Quistinic, qui ouvre le sujet, termine par une phrase: "Je ne suis pas sur d'avoir raison mais j'aimerais avoir vôtre avis."
Je trouve une grande valeur à cette phrase.
De "mes" saccos ou bidels, je garde le souvenir de 3 (4 en fait).
Début des 60, les SM1 Omphalius et Fritz étaient formateurs à l'EAMF. Décorés, forts, heureux, fiers, dans le bon sens du terme, ils étaient impitoyables, pour les gains que nous étions.
Omphalius était notre bête noire. Leurs affectations, suite aux "séjours" en Indochine et Algérie, étaient arpettes et mousses.
On tremblait devant eux, je tremblais davantage.
Sur le BB, nous avions un bidel de 23 ans d'ancienneté, qui venait juste de passer maitre et presque aussi large que haut, une teigne, bête et pas discipliné, si ce n'est son propre code.
Tout le monde s'en souvient, sans grande estime. Il fut remplacé par la maître Riton ou Henri, je ne sais plus, mais cet homme étant connu, on me le précisera.
J'ai commis le crime de lèse-bidel de faire du bruit pendant l'heure sacro-sainte de la sieste. Il est sorti de sa cabine, ancienne cabine de veille du commandant, près de la passerelle et m'a foutu une tête au carré, sans que j'ai eu le temps de comprendre ce qui se passait.

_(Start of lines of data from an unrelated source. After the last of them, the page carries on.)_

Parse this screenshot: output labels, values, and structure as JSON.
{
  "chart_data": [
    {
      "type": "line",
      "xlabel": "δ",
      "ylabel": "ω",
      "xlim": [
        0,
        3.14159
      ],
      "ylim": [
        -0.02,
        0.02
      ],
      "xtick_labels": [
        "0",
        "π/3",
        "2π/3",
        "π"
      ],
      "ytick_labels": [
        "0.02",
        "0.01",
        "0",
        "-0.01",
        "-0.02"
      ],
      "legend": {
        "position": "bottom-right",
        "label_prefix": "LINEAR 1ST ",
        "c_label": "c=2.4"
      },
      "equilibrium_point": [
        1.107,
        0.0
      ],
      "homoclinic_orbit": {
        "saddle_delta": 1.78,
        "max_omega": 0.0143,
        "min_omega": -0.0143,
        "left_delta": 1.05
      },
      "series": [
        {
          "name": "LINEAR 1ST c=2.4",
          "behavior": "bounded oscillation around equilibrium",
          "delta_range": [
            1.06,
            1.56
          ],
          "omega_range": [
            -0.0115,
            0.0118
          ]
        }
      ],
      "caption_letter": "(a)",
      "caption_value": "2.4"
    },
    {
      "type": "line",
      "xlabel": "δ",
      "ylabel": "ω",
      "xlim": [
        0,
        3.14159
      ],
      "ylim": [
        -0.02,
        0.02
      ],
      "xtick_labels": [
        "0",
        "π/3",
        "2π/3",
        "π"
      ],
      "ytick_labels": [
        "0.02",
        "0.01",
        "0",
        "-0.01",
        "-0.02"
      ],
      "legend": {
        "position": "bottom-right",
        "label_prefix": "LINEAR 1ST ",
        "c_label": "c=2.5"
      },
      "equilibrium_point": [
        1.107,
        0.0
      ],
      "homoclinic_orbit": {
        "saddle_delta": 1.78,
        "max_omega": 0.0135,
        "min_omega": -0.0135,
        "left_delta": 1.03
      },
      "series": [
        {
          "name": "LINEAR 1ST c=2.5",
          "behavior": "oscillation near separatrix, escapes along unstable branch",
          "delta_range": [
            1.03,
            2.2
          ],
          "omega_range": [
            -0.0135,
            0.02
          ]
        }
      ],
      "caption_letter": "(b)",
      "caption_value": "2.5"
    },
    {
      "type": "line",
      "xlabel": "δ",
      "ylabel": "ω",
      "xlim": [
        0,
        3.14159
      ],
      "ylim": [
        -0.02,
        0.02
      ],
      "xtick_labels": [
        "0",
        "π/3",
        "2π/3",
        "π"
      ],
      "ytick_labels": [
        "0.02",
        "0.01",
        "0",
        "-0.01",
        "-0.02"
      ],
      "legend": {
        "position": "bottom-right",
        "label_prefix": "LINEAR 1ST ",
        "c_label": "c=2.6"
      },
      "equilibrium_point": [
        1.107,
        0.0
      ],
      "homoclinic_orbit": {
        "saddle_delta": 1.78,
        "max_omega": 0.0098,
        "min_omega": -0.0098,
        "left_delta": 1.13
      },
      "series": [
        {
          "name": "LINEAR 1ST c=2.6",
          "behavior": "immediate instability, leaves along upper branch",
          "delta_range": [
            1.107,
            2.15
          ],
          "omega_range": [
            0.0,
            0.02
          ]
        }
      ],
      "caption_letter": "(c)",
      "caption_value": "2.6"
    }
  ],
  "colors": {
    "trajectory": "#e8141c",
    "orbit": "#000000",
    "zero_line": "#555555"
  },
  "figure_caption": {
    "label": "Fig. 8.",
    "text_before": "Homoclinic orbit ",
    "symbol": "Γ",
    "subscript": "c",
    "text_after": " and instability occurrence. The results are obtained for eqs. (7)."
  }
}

Ancien instructeur à l'école des commandos, il savait où frapper. Je n'avais aucune marque mais éprouvais des difficultés à respirer pendant plusieurs jours. Ensuite, il a repris sa sieste. Je n'ai jamais compris ce débordement, même si je lui avais cassé les pieds.[page]
Il y a trois ans, Nozières a retrouvé Omphalius à Lorient, ce dernier ayant largement dépassé ses 80 ans. Il m'a donné ses coordonnées et l'ai appelé.
Me présentant et disant que, parmi les milliers de gars qui lui sont "passés par les mains", il ne pouvait se souvenir de beaucoup, sauf les durs à cuire, il a confirmé que j'étais un illustre inconnu pour lui.
Je l'ai remercié et félicité pour ce qu'il a été et pour avoir tenté, sans réussir, sur le moment, à inculquer à une bande d'ignares, des vertus simples comme Honneur, Patrie, Valeur et Discipline, que je n'ai comprises que plusieurs années plus tard.
Voici deux exemples extrêmes de ce que je ressens pour un corps reconnu comme l'un des meilleurs du monde et où émergent, parfois, des erreurs. Mais je pense que, pour les saccos, comme pour toute autre spé, cela évolue avec la situation mondiale l'âge du capitaine, si je puis dire et la vision que l'on s'en fait.
Je pourrais ajouter un autre cas, atypique et triste.
Au cours de BE Det, nous avions un maître det tout rabougri, maître chargé des crayons.
La responsabilité! Il ne parlait pas, ne souriait jamais, n'était jamais dispo.
Je le retrouve 4 ans plus tard, maître det, mon chef, sur l'Etourdi. Impossible de lui demander quoique ce sot après dix heures du matin. Torché à fond.
En 1994, 50 ans après D Day, je tombe (?) sur un petit écossais rabougri à Portsmouth (GB). Il me dit avoir été sur le HMS Kelly, avec Mountbatten. Cela me remémore des savoirs enfouis au fond de la nébuleuse mémorielle: Little Peter? Oh yeah, I remember of him.
Il se souvenait de Petit Pierre, le surnom de ce maître det.
Et il ajoute un geste universel: torsion de poignet devant le nez. Il se soulait donc déjà à 18 ans.
Ce que j'ignorais est que ce Pierre, de Crozon, était commando, formé par les british et qu'il a fait des coups, puis a sévi en Indochine et un peu en Algérie. Ce qui expliquait la nuée de décorations; dont des étrangères.
Est arrivé un moment où la hiérarchie a compris qu'il fallait le mettre sur une voie de garage.
Bof, det, cela ira. Il était comme moi, détecteur, sans savoir ce qu'un radar était, la seule différence étant que je ne bois pas, pas plus hier qu'aujourd'hui, quoique aujourd'hui, un peu plus.
Je n'ai appris de son passé que longtemps après sa mort et regrette de ne pas avoir manifesté à cet ancien le respect que je lui devais, pour qui il était, réellement.